Was nützt das schönste E‑Auto, wenn man befürchten muss, es mangels ausrei­chender Ladein­fra­struktur nicht aufladen zu können. Wir hatten im Dezember 2019 schon einmal über den „Masterplan Ladein­fra­struktur“ der Bundes­re­gierung berichtet. Nun hat die Bundes­re­gierung am 28. Dezember 2020 den Entwurf eines sog. Schnella­de­ge­setzes („Gesetz zur Bereit­stellung flächen­de­ckender Schnell­la­dein­fra­struktur für reine Batte­rie­elek­tro­fahr­zeuge“ SchnellLG) vorgelegt.

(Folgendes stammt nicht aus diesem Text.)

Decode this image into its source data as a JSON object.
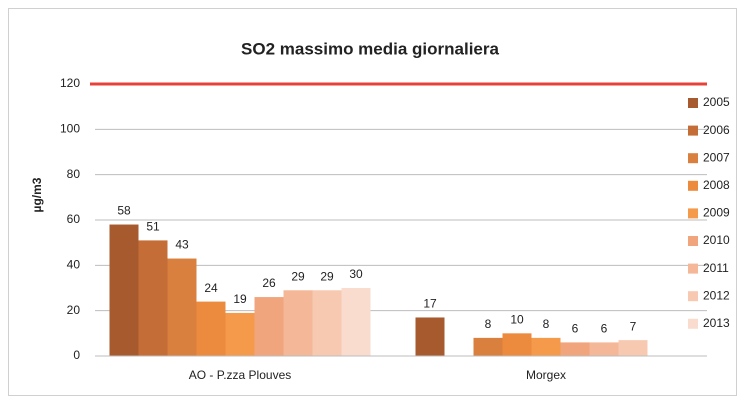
{
  "chart_data": {
    "type": "bar",
    "title": "SO2 massimo media giornaliera",
    "y_label": "µg/m3",
    "categories": [
      "AO - P.zza Plouves",
      "Morgex"
    ],
    "series": [
      {
        "name": "2005",
        "color": "#a65a2e",
        "values": [
          58,
          17
        ]
      },
      {
        "name": "2006",
        "color": "#c46d36",
        "values": [
          51,
          null
        ]
      },
      {
        "name": "2007",
        "color": "#d9803f",
        "values": [
          43,
          8
        ]
      },
      {
        "name": "2008",
        "color": "#ec8a3e",
        "values": [
          24,
          10
        ]
      },
      {
        "name": "2009",
        "color": "#f59a4b",
        "values": [
          19,
          8
        ]
      },
      {
        "name": "2010",
        "color": "#f1a57c",
        "values": [
          26,
          6
        ]
      },
      {
        "name": "2011",
        "color": "#f4b898",
        "values": [
          29,
          6
        ]
      },
      {
        "name": "2012",
        "color": "#f7c9b1",
        "values": [
          29,
          7
        ]
      },
      {
        "name": "2013",
        "color": "#f9dccd",
        "values": [
          30,
          null
        ]
      }
    ],
    "limit_line": {
      "value": 120,
      "color": "#e8403a"
    },
    "ylim": [
      0,
      120
    ],
    "yticks": [
      0,
      20,
      40,
      60,
      80,
      100,
      120
    ],
    "grid": true,
    "legend": "right"
  }
}
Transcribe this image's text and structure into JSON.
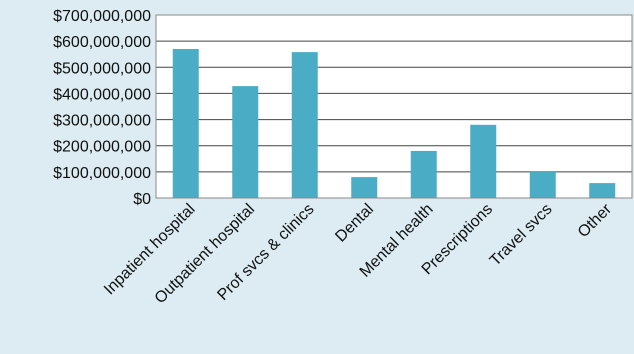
{
  "chart_data": {
    "type": "bar",
    "title": "",
    "xlabel": "",
    "ylabel": "",
    "categories": [
      "Inpatient hospital",
      "Outpatient hospital",
      "Prof svcs & clinics",
      "Dental",
      "Mental health",
      "Prescriptions",
      "Travel svcs",
      "Other"
    ],
    "values": [
      570000000,
      428000000,
      558000000,
      80000000,
      180000000,
      280000000,
      100000000,
      57000000
    ],
    "ylim": [
      0,
      700000000
    ],
    "yticks": [
      0,
      100000000,
      200000000,
      300000000,
      400000000,
      500000000,
      600000000,
      700000000
    ],
    "ytick_labels": [
      "$0",
      "$100,000,000",
      "$200,000,000",
      "$300,000,000",
      "$400,000,000",
      "$500,000,000",
      "$600,000,000",
      "$700,000,000"
    ],
    "grid": true,
    "legend": "none",
    "colors": {
      "bar": "#4bacc6",
      "plot_background": "#ffffff",
      "page_background": "#dcecf2",
      "gridline": "#444444",
      "plot_border": "#8a8a8a"
    }
  }
}
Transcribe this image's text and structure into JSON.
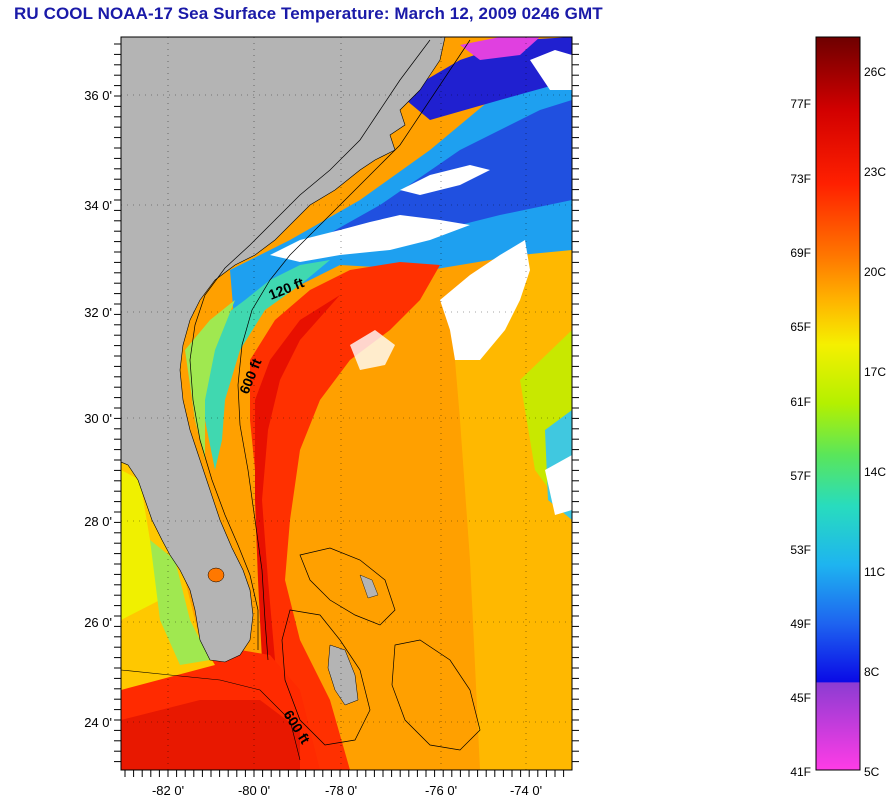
{
  "title": "RU COOL  NOAA-17  Sea Surface Temperature:  March 12, 2009 0246 GMT",
  "map": {
    "lat_labels": [
      "36 0'",
      "34 0'",
      "32 0'",
      "30 0'",
      "28 0'",
      "26 0'",
      "24 0'"
    ],
    "lon_labels": [
      "-82 0'",
      "-80 0'",
      "-78 0'",
      "-76 0'",
      "-74 0'"
    ],
    "contour_labels": [
      "120 ft",
      "600 ft",
      "600 ft"
    ],
    "colors": {
      "land": "#b4b4b4",
      "cloud": "#ffffff",
      "frame": "#000000"
    }
  },
  "colorbar": {
    "fahrenheit_labels": [
      "77F",
      "73F",
      "69F",
      "65F",
      "61F",
      "57F",
      "53F",
      "49F",
      "45F",
      "41F"
    ],
    "celsius_labels": [
      "26C",
      "23C",
      "20C",
      "17C",
      "14C",
      "11C",
      "8C",
      "5C"
    ],
    "colors": [
      "#6e0000",
      "#d20000",
      "#ff2a00",
      "#ff7800",
      "#ffbe00",
      "#f0f000",
      "#b4f000",
      "#64e664",
      "#28dcbe",
      "#1eb4f0",
      "#1e64f0",
      "#0a0ae6",
      "#9632d2",
      "#ff3cdc"
    ]
  }
}
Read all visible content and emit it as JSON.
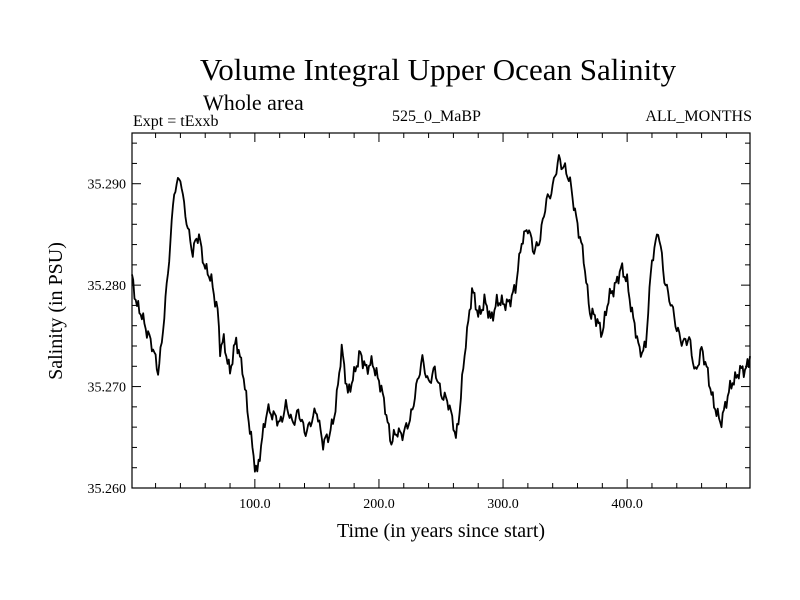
{
  "chart_data": {
    "type": "line",
    "title": "Volume Integral Upper Ocean Salinity",
    "subtitle": "Whole area",
    "experiment_label": "Expt = tExxb",
    "run_label": "525_0_MaBP",
    "months_label": "ALL_MONTHS",
    "xlabel": "Time (in years since start)",
    "ylabel": "Salinity (in PSU)",
    "xlim": [
      1,
      499
    ],
    "ylim": [
      35.26,
      35.295
    ],
    "x_ticks": [
      100,
      200,
      300,
      400
    ],
    "x_tick_labels": [
      "100.0",
      "200.0",
      "300.0",
      "400.0"
    ],
    "y_ticks": [
      35.26,
      35.27,
      35.28,
      35.29
    ],
    "y_tick_labels": [
      "35.260",
      "35.270",
      "35.280",
      "35.290"
    ],
    "grid": false,
    "series": [
      {
        "name": "Salinity",
        "color": "#000000",
        "x": [
          1,
          5,
          10,
          15,
          20,
          22,
          25,
          30,
          35,
          40,
          42,
          45,
          50,
          53,
          55,
          60,
          65,
          70,
          72,
          75,
          80,
          85,
          90,
          95,
          100,
          102,
          105,
          110,
          115,
          120,
          125,
          130,
          135,
          140,
          145,
          150,
          155,
          160,
          165,
          170,
          175,
          180,
          185,
          190,
          195,
          200,
          205,
          210,
          215,
          220,
          225,
          230,
          235,
          240,
          245,
          250,
          255,
          260,
          262,
          265,
          270,
          275,
          280,
          285,
          290,
          295,
          300,
          305,
          310,
          315,
          320,
          325,
          330,
          335,
          340,
          345,
          350,
          355,
          360,
          365,
          370,
          375,
          380,
          385,
          390,
          395,
          400,
          405,
          410,
          415,
          420,
          425,
          430,
          435,
          440,
          445,
          450,
          455,
          460,
          465,
          470,
          475,
          480,
          485,
          490,
          495,
          499
        ],
        "values": [
          35.281,
          35.278,
          35.2765,
          35.275,
          35.2725,
          35.2715,
          35.2745,
          35.281,
          35.2895,
          35.2905,
          35.2885,
          35.2865,
          35.283,
          35.2845,
          35.285,
          35.2815,
          35.2805,
          35.2775,
          35.2735,
          35.2745,
          35.2715,
          35.2745,
          35.272,
          35.2665,
          35.2625,
          35.2615,
          35.264,
          35.268,
          35.267,
          35.2665,
          35.268,
          35.2665,
          35.2675,
          35.2655,
          35.2665,
          35.2675,
          35.2645,
          35.265,
          35.268,
          35.2735,
          35.2695,
          35.271,
          35.2735,
          35.2715,
          35.2725,
          35.2705,
          35.268,
          35.2645,
          35.2655,
          35.2655,
          35.2665,
          35.27,
          35.2725,
          35.2705,
          35.2715,
          35.2695,
          35.2685,
          35.2665,
          35.265,
          35.2675,
          35.2745,
          35.2795,
          35.277,
          35.2785,
          35.2765,
          35.2785,
          35.278,
          35.2785,
          35.2795,
          35.2845,
          35.2855,
          35.2835,
          35.2845,
          35.2885,
          35.2895,
          35.2925,
          35.2915,
          35.2895,
          35.286,
          35.2825,
          35.2775,
          35.2765,
          35.2755,
          35.2785,
          35.28,
          35.2815,
          35.2805,
          35.2765,
          35.2735,
          35.274,
          35.2825,
          35.2855,
          35.2805,
          35.2785,
          35.2755,
          35.2745,
          35.2745,
          35.2715,
          35.2735,
          35.2715,
          35.268,
          35.2665,
          35.2685,
          35.2705,
          35.2715,
          35.2715,
          35.273
        ]
      }
    ]
  }
}
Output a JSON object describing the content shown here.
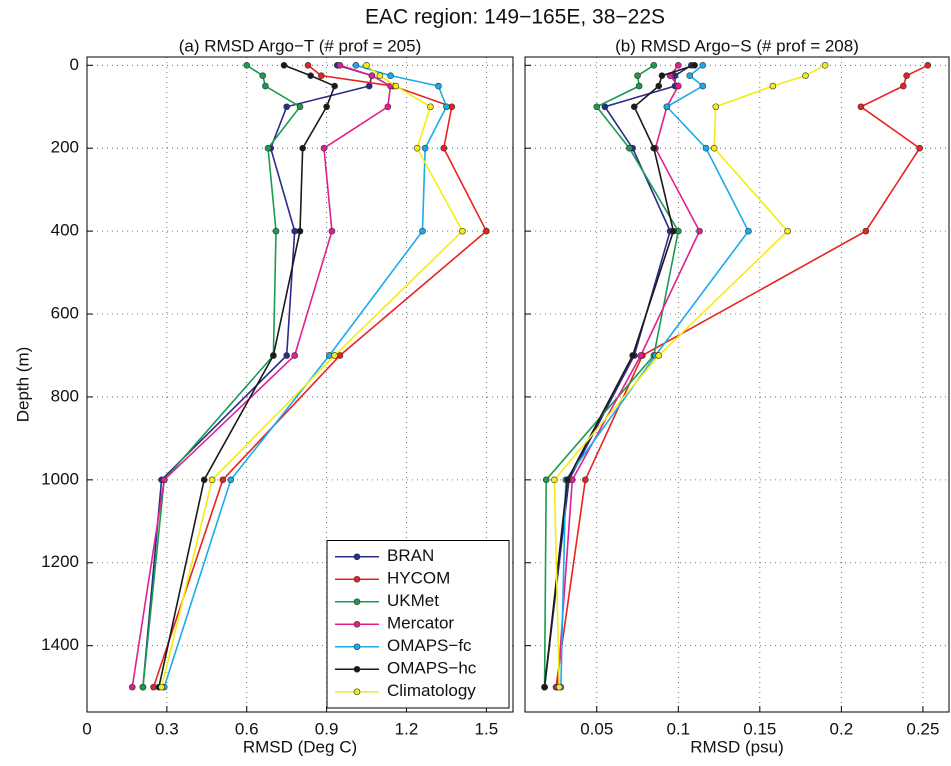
{
  "title": "EAC region: 149−165E, 38−22S",
  "chart_data": [
    {
      "type": "line",
      "title": "(a) RMSD Argo−T (# prof = 205)",
      "x_label": "RMSD (Deg C)",
      "y_label": "Depth (m)",
      "y": [
        0,
        25,
        50,
        100,
        200,
        400,
        700,
        1000,
        1500
      ],
      "xlim": [
        0,
        1.6
      ],
      "xticks": [
        0,
        0.3,
        0.6,
        0.9,
        1.2,
        1.5
      ],
      "ylim": [
        -20,
        1560
      ],
      "yticks": [
        0,
        200,
        400,
        600,
        800,
        1000,
        1200,
        1400
      ],
      "y_reversed": true,
      "grid": true,
      "legend": "lower right",
      "series": [
        {
          "name": "BRAN",
          "color": "#2b2b8c",
          "values": [
            0.94,
            1.07,
            1.06,
            0.75,
            0.69,
            0.78,
            0.75,
            0.28,
            0.21
          ]
        },
        {
          "name": "HYCOM",
          "color": "#e8231f",
          "values": [
            0.83,
            0.88,
            1.15,
            1.37,
            1.34,
            1.5,
            0.95,
            0.51,
            0.25
          ]
        },
        {
          "name": "UKMet",
          "color": "#1a9c50",
          "values": [
            0.6,
            0.66,
            0.67,
            0.8,
            0.68,
            0.71,
            0.7,
            0.29,
            0.21
          ]
        },
        {
          "name": "Mercator",
          "color": "#e0208f",
          "values": [
            0.95,
            1.07,
            1.14,
            1.13,
            0.89,
            0.92,
            0.78,
            0.29,
            0.17
          ]
        },
        {
          "name": "OMAPS−fc",
          "color": "#1aacea",
          "values": [
            1.01,
            1.14,
            1.32,
            1.35,
            1.27,
            1.26,
            0.91,
            0.54,
            0.29
          ]
        },
        {
          "name": "OMAPS−hc",
          "color": "#1a1a1a",
          "values": [
            0.74,
            0.84,
            0.93,
            0.9,
            0.81,
            0.8,
            0.7,
            0.44,
            0.27
          ]
        },
        {
          "name": "Climatology",
          "color": "#f5ec12",
          "values": [
            1.05,
            1.1,
            1.16,
            1.29,
            1.24,
            1.41,
            0.93,
            0.47,
            0.28
          ]
        }
      ]
    },
    {
      "type": "line",
      "title": "(b) RMSD Argo−S (# prof = 208)",
      "x_label": "RMSD (psu)",
      "y": [
        0,
        25,
        50,
        100,
        200,
        400,
        700,
        1000,
        1500
      ],
      "xlim": [
        0.006,
        0.266
      ],
      "xticks": [
        0.05,
        0.1,
        0.15,
        0.2,
        0.25
      ],
      "ylim": [
        -20,
        1560
      ],
      "yticks": [
        0,
        200,
        400,
        600,
        800,
        1000,
        1200,
        1400
      ],
      "y_reversed": true,
      "ytick_labels": false,
      "grid": true,
      "series": [
        {
          "name": "BRAN",
          "color": "#2b2b8c",
          "values": [
            0.108,
            0.098,
            0.098,
            0.055,
            0.072,
            0.095,
            0.073,
            0.033,
            0.018
          ]
        },
        {
          "name": "HYCOM",
          "color": "#e8231f",
          "values": [
            0.253,
            0.24,
            0.238,
            0.212,
            0.248,
            0.215,
            0.078,
            0.043,
            0.025
          ]
        },
        {
          "name": "UKMet",
          "color": "#1a9c50",
          "values": [
            0.085,
            0.075,
            0.076,
            0.05,
            0.07,
            0.1,
            0.085,
            0.019,
            0.018
          ]
        },
        {
          "name": "Mercator",
          "color": "#e0208f",
          "values": [
            0.1,
            0.095,
            0.1,
            0.093,
            0.086,
            0.113,
            0.077,
            0.035,
            0.026
          ]
        },
        {
          "name": "OMAPS−fc",
          "color": "#1aacea",
          "values": [
            0.115,
            0.107,
            0.115,
            0.093,
            0.117,
            0.143,
            0.086,
            0.031,
            0.028
          ]
        },
        {
          "name": "OMAPS−hc",
          "color": "#1a1a1a",
          "values": [
            0.11,
            0.09,
            0.088,
            0.073,
            0.085,
            0.097,
            0.072,
            0.032,
            0.018
          ]
        },
        {
          "name": "Climatology",
          "color": "#f5ec12",
          "values": [
            0.19,
            0.178,
            0.158,
            0.123,
            0.122,
            0.167,
            0.088,
            0.024,
            0.027
          ]
        }
      ]
    }
  ]
}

Ziel des Gesetzes ist es, den Ausbau von öffent­licher Schnell­la­dein­fra­struktur EU-weit auszu­schreiben. Die Ausschreibung soll dabei in mindestens 10 sogenannten Gebiets­losen erfolgen. In den Losen werden dabei jeweils wirtschaft­liche und mutmaßlich unwirt­schaft­liche Gebiete gemischt zusam­men­ge­fasst. Der Gesetz­geber geht derzeit insgesamt nicht davon aus, dass die Gebiete wirtschaftlich betrieben werden können. Hier soll der Gesetz­geber daher Teile des wirtschaft­lichen Risikos übernehmen. Zu dem geplanten Zusam­men­spiel von Bund und privatem Betreiber der Ladesäulen heißt es im Entwurf:

Der Bund legt technische, wirtschaft­liche und recht­liche Rahmen­be­din­gungen der Leistungs­er­bringung fest, die von den Auftrag­nehmern des Bundes mit Blick auf die Zugäng­lichkeit, Leistungs­fä­higkeit, Zuver­läs­sigkeit, Bedarfs­ge­rech­tigkeit oder Nutzer­freund­lichkeit des Infra­struk­tur­angebots zu beachten sind.“

Der Ausbau der Ladein­fra­struktur wird im Referen­ten­entwurf als öffent­liche Aufgabe, deren Ausführung durch private Betreiber erfolgen soll. Ein in der Energie­wirt­schaft hinlänglich bekanntes Konzept. Der Aufbau soll dabei über den derzei­tigen Bedarf hinaus­gehen, um künftige Entwick­lungen zu berücksichtigen.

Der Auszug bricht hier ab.